À travers l’itinéraire singulier de Juliette, Jean-Luc Godard se penche sur le moment décisif où une femme comme les autres est amenée, dans certaines conditions, à se prostituer. Qu’est-ce que cela change, dans une conscience et dans une vie de femme de passer ce seuil-là ?

L’expérience du premier client est évoquée avec subtilité. Le traumatisme est suggéré par cette phrase qui reste en suspens : Je ne sais ni où, ni quand. Je me souviens seulement que c’est arrivé, et qui se poursuit plus tard au cours du film : Ni quand ? Je me souviens seulement que c’est arrivé. Peut-être que ça n’a pas d’importance. C’était pendant que je marchais avec le type du métro qui m’emmenait à l’hôtel. C’était un drôle de sentiment. J’y ai pensé toute la journée. Le sentiment de mes liens avec le monde. Le contraste entre sa vie intérieure, riche en questionnements philosophiques, et la platitude des échanges qui semble de mise dans cet univers, marque une forme de déshumanisation dans tous les rapports.
De même que le langage sert de moins en moins à comprendre l’autre, les mots sont aussi dépouillés de leur sens ou détournés au profit de la communication.

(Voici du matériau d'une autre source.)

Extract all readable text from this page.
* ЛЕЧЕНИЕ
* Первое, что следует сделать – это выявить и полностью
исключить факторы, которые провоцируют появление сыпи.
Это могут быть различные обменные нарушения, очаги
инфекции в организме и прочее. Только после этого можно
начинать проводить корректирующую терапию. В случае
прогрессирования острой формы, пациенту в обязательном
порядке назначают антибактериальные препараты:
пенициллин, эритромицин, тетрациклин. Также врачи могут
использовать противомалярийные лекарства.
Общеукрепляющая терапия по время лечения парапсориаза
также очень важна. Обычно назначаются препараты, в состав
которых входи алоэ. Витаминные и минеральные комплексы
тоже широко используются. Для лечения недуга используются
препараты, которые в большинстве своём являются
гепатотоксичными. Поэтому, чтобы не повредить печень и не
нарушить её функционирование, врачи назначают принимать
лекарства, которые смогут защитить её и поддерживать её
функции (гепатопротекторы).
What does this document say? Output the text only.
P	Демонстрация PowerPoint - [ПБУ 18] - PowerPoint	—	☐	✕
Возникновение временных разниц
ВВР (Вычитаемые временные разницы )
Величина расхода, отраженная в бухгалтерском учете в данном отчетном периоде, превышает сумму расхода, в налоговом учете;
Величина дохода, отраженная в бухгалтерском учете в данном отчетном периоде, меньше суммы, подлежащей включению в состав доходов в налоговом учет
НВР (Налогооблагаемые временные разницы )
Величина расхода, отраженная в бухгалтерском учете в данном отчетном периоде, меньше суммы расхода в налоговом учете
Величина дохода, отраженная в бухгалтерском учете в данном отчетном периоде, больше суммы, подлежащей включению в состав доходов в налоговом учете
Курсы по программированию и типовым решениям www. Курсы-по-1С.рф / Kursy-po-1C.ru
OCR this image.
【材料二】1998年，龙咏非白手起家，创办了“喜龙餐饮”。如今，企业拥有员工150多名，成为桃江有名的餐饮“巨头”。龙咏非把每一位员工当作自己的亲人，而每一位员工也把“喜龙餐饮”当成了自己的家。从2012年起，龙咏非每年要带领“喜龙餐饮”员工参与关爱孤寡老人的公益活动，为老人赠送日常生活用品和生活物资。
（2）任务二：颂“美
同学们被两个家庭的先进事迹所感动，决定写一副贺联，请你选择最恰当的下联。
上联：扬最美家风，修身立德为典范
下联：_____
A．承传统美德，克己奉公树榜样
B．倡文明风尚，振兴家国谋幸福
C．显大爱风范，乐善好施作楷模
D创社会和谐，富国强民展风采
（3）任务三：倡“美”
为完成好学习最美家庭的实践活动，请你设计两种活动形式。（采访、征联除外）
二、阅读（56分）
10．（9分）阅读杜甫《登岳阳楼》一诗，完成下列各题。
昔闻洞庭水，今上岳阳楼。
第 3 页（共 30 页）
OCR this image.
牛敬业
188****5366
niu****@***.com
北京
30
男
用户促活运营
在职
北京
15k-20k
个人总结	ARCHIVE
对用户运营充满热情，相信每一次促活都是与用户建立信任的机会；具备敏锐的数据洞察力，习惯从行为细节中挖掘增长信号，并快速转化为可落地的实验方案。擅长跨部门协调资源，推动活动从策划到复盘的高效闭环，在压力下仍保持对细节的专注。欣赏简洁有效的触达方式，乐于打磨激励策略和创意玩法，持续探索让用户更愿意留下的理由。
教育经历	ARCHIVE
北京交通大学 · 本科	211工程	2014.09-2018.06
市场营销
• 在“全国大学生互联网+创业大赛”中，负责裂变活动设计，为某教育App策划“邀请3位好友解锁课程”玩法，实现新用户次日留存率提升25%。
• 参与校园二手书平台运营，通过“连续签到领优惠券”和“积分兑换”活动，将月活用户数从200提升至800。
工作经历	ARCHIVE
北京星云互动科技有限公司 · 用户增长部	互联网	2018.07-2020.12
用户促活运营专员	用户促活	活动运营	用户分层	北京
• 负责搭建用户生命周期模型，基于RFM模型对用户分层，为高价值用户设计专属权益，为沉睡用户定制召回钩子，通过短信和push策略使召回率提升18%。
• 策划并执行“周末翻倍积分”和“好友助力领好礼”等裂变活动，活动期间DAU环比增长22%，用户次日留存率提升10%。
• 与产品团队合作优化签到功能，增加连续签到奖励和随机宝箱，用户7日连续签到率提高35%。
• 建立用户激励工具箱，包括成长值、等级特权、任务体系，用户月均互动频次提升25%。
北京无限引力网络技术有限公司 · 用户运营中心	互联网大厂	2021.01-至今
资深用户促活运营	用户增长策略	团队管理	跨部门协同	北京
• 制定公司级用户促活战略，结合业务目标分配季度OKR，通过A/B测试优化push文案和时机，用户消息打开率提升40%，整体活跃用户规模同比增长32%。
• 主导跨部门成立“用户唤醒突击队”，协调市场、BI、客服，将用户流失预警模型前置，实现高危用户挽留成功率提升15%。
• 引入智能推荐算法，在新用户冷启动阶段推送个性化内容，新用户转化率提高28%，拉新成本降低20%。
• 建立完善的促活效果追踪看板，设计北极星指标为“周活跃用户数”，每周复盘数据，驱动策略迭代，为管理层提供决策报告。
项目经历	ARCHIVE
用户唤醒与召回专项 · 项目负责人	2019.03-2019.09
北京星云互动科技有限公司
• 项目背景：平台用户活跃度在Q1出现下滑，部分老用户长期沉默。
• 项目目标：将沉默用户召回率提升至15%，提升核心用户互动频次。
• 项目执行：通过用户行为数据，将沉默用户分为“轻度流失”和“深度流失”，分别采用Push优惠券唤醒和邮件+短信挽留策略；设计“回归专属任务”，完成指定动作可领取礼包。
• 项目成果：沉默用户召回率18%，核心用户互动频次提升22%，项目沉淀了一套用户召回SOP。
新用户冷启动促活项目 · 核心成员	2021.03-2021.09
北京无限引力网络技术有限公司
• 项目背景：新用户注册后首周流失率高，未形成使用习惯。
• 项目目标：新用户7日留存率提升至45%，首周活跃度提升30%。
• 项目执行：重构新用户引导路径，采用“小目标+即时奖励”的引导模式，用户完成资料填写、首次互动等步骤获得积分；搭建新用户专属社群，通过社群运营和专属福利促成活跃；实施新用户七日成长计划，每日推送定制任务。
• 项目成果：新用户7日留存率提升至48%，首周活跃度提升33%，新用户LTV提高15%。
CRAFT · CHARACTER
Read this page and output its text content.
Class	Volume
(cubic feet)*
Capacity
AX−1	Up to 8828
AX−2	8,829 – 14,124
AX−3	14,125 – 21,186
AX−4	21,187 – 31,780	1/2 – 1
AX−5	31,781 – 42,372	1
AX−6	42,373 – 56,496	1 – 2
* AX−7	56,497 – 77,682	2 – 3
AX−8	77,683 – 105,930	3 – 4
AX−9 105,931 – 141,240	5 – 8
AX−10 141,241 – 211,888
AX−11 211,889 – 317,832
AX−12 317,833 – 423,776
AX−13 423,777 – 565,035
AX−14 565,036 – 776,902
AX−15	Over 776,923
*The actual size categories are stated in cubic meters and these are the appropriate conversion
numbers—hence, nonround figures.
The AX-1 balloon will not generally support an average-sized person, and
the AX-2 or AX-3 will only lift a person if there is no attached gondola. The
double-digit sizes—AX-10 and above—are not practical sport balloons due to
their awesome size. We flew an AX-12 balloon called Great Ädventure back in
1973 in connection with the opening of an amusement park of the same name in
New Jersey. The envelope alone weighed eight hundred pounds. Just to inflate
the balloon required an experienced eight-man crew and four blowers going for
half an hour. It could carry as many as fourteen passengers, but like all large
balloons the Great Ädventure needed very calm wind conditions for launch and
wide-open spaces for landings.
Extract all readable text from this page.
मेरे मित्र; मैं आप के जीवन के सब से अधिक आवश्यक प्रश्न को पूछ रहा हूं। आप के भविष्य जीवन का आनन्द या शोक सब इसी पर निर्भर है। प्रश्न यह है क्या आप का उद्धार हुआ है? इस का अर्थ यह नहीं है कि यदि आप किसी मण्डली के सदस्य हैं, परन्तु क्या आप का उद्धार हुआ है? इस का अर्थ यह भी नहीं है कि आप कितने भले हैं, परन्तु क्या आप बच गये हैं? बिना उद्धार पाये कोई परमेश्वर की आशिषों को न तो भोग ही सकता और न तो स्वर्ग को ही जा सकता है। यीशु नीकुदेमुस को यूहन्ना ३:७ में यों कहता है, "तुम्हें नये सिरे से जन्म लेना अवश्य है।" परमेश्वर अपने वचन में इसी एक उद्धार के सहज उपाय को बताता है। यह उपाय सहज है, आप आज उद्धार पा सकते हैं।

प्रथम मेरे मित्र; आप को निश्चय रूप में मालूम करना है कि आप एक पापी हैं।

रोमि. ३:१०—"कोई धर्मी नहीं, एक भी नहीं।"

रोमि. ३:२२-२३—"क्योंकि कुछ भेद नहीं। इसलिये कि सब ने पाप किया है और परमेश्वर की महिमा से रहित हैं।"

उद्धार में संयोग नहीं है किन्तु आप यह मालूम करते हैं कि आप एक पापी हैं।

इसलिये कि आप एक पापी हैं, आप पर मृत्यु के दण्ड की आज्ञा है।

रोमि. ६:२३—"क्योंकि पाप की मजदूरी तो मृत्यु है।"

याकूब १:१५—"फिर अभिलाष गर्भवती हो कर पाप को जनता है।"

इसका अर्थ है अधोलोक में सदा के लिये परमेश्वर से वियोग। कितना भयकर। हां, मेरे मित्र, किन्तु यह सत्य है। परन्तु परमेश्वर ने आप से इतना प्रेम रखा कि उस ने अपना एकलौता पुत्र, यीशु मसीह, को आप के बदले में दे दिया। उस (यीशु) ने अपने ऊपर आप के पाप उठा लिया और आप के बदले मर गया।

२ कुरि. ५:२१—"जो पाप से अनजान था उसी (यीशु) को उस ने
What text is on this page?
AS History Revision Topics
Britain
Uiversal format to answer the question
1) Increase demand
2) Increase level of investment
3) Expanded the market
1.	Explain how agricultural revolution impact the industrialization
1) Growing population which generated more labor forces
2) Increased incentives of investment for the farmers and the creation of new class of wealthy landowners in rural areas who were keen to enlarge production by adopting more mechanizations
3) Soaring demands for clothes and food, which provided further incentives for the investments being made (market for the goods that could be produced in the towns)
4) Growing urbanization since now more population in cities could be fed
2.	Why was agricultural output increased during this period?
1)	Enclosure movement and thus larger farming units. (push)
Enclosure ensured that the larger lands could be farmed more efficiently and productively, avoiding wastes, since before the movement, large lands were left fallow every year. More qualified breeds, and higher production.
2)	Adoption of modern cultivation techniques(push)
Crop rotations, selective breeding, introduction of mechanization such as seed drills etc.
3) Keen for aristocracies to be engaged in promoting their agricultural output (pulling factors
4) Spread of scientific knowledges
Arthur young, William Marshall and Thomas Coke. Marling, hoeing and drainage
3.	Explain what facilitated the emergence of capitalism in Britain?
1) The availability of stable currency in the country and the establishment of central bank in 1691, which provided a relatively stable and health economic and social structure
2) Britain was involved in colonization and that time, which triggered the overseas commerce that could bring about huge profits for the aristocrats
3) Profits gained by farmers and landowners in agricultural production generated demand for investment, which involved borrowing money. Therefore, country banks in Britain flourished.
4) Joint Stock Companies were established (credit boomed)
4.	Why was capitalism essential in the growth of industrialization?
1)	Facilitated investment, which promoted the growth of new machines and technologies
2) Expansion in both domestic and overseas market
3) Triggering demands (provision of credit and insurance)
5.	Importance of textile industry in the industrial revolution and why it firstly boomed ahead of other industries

Lors de cette première passe, Juliette emploie un vocabulaire d’initiés ou peut-être l’invente-t-elle pour se donner une contenance : Tu veux à l’italienne ? dit-elle à son client interrogatif. Tu restes debout et moi, je me mets à genoux ; comme ça tu peux me regarder.

De même, quand elle fait duo, avec une prostituée de luxe intermittente, chez un client américain, le décalage dans les échanges est d’autant plus manifeste que la langue lui est cette fois étrangère. My name is John Bogus, I was a war correspondant in Saïgon, I was fed up with all the blood shed. So I came here to get some fresh air, débite avec assurance l’Américain. Dans ce monologue en anglais, incompris de Juliette, le fresh air résonne à juste titre presque comme fraîche chair! Des flashs de la guerre du Vietnam viennent s’immiscer dans les scènes de déshabillage. L’Américain, symbole de l’oppresseur impérialiste, poursuit ensuite en français avec le même dédain : Un Vietcong mort, ça coùte 1 million de dollars au Trésor américain. Le président Johnson pourrait se payer 20 000 filles comme ces deux-là pour le même prix.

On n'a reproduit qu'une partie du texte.